As pointed out by Quentin Chieze, VO’s Interim CSO, “With ransomware (the most famous example being the Wanacry ransomware) it became obvious and indisputable that Cybersecurity doesn’t earn you any money, but it can prevent you from losing a lot of it.”
The Weather Channel – ransomware in the TV industry
TV services are not immune to ransomware; last April the Weather Channel was down for more than an hour until the backup mechanisms enabled restoration of the service. The FBI has been involved in the investigation.
K!NG - a success story
Although sums paid for ransom increased substantially ― up 89% in Q1 2019 to $12,762, as compared to $6,733 over Q4 of 2018, here is one of the few successful prosecutions . This is the story of K!NG, the online moniker of Zain Qaiser, who in conjunction with a Russian-speaking organized crime group ran an elaborate blackmail operation. Currently he is in jail in the UK for a six-plus year sentence, after installing malware on millions of computers worldwide via ads paced on porn sites.
The ads redirected to another website that hosted highly-sophisticated malware strains, including the infamous Angler Exploit Kit (AEK). A pop-up ad would lock the computer display, masquerading as the FBI and other law enforcement agencies, and demand payments of up to $1,000 in virtual currency. When porn-site operators attempted to remove his ads he retaliated by threatening their servers and operations, sometimes using distributed denial of service (DDoS) attacks. Building the case against Qaiser required international law enforcement community from the UK, US, Canada and Europe.
If under attack
Here are two recommendations from a cybersecurity expert :
- Alert law enforcement; they may not be able to help, but they should be made aware of the crime.
- Turn off your infected computer and disconnect it from the network, to avoid having the infected computer taking down other computers on that network.

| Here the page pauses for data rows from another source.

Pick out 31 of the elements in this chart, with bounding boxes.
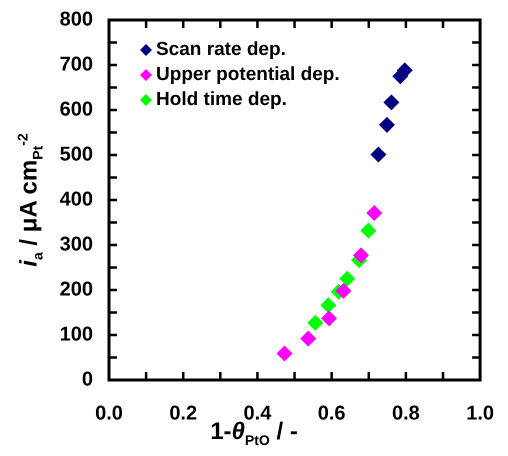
y-tick-label: 100 <box>60 324 93 346</box>
legend-label: Scan rate dep. <box>156 39 286 60</box>
y-tick-label: 700 <box>60 54 93 76</box>
point <box>300 330 316 347</box>
x-tick-label: 0.2 <box>169 402 198 425</box>
point <box>383 94 400 110</box>
point <box>360 222 376 239</box>
point <box>321 310 338 326</box>
point <box>276 345 293 362</box>
x-tick-label: 0.6 <box>318 402 346 425</box>
y-tick-label: 200 <box>60 278 93 301</box>
legend-label: Upper potential dep. <box>156 64 340 86</box>
y-tick-label: 0 <box>82 368 93 391</box>
y-tick-label: 500 <box>60 144 93 166</box>
y-tick-label: 400 <box>60 188 93 211</box>
x-tick-label: 1.0 <box>466 402 494 425</box>
x-tick-label: 0.0 <box>95 402 123 425</box>
point <box>366 205 382 222</box>
point <box>352 247 369 264</box>
point <box>370 146 386 163</box>
point <box>339 270 356 287</box>
y-tick-label: 800 <box>60 8 93 31</box>
y-tick-label: 300 <box>60 234 93 256</box>
point <box>307 314 324 331</box>
point <box>378 116 395 133</box>
point <box>336 282 352 299</box>
x-tick-label: 0.4 <box>244 402 272 425</box>
x-tick-label: 0.8 <box>392 402 420 425</box>
legend-label: Hold time dep. <box>156 89 287 110</box>
point <box>320 297 336 314</box>
y-tick-label: 600 <box>60 98 93 121</box>
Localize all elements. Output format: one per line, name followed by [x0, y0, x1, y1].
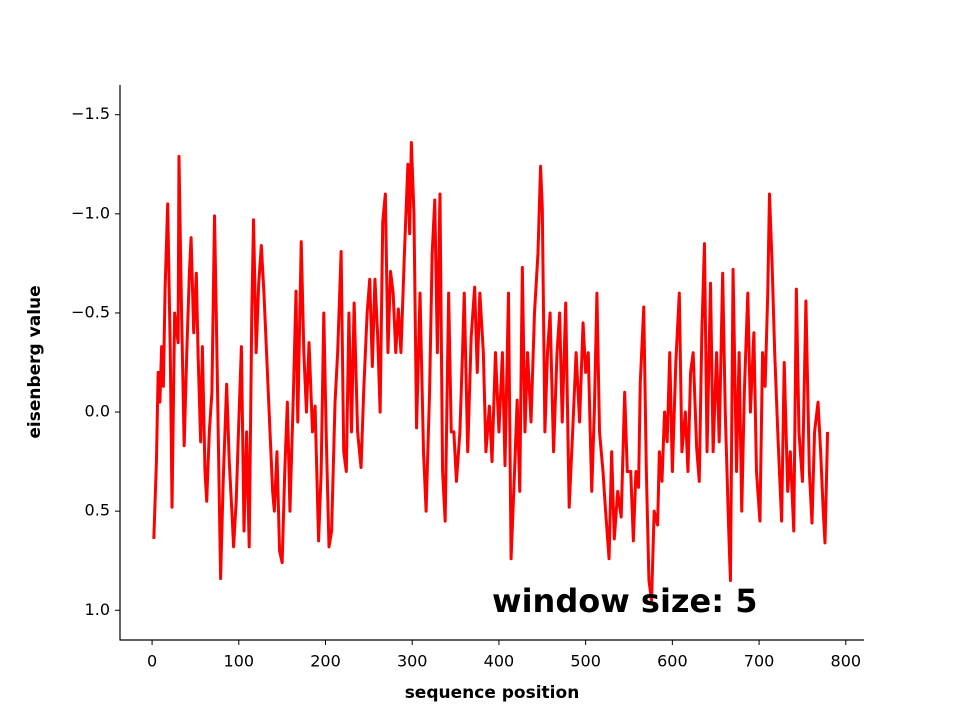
x-tick-label: 700	[744, 652, 775, 671]
x-tick-label: 300	[397, 652, 428, 671]
y-tick-label: −1.5	[71, 104, 110, 123]
y-tick-label: 0.0	[85, 402, 110, 421]
annotation: window size: 5	[492, 582, 757, 620]
x-tick-label: 400	[484, 652, 515, 671]
y-tick-label: −0.5	[71, 302, 110, 321]
x-tick-label: 0	[147, 652, 157, 671]
x-tick-label: 100	[224, 652, 255, 671]
x-tick-label: 600	[657, 652, 688, 671]
data-line	[152, 140, 830, 602]
x-axis-label: sequence position	[405, 683, 580, 703]
y-tick-label: 1.0	[85, 600, 110, 619]
x-tick-label: 800	[831, 652, 862, 671]
y-tick-label: −1.0	[71, 203, 110, 222]
y-axis-label: eisenberg value	[25, 285, 45, 438]
y-tick-label: 0.5	[85, 501, 110, 520]
x-tick-label: 500	[570, 652, 601, 671]
x-tick-label: 200	[310, 652, 341, 671]
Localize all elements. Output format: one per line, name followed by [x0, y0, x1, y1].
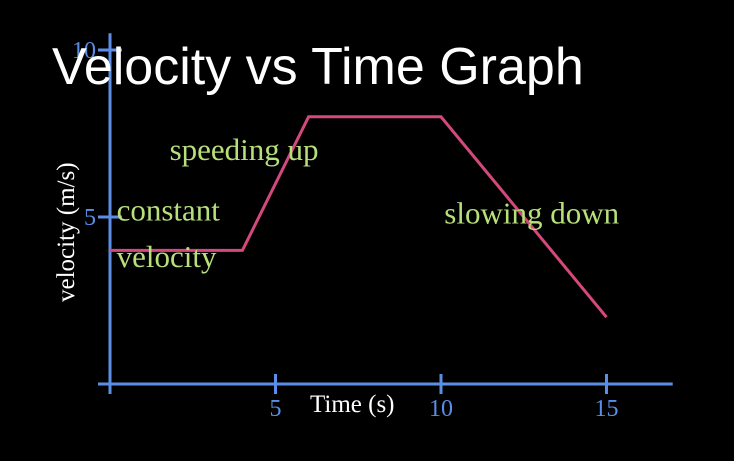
annotation-label: constant [117, 192, 221, 227]
y-axis-label: velocity (m/s) [53, 162, 80, 302]
annotation-label: speeding up [170, 132, 319, 167]
annotation-label: slowing down [444, 196, 619, 231]
y-tick-label: 5 [84, 205, 96, 231]
annotations: constant velocity speeding up slowing down [117, 132, 620, 274]
x-tick-label: 5 [270, 396, 282, 422]
axis-ticks: 5 10 15 5 10 [72, 38, 619, 422]
velocity-series-line [110, 115, 608, 319]
x-tick-label: 15 [595, 396, 619, 422]
x-axis-label: Time (s) [310, 391, 395, 418]
annotation-label: velocity [117, 239, 217, 274]
y-tick-label: 10 [72, 38, 96, 64]
chart-title: Velocity vs Time Graph [52, 38, 584, 96]
x-tick-label: 10 [429, 396, 453, 422]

How to prevent being held hostage
- Backup, backup, backup! If your information is backed up ransomware is ineffective, and you cannot be held hostage. Ensure that they are stored offline, and that you can easily and safely reinstall your backups. In addition, consider an additional backup in the cloud
- Adopt two-factor authentication (2FA) or multi-factor authentication wherever technically possible.
- Institute Dynamic Control Access which segregates your network into distinct zones, each requiring different credentials. This ensures that your entire network cannot be compromised in a single attack.
- Conduct regular employee security awareness training.
- Install Anti Malware Ransomware Software and run frequently scheduled security scans.
- Purchase cyber insurance.
While all these measures may not completely prevent a ransomware attack, they can significantly reduce risk and mitigate the damage should an attack occur.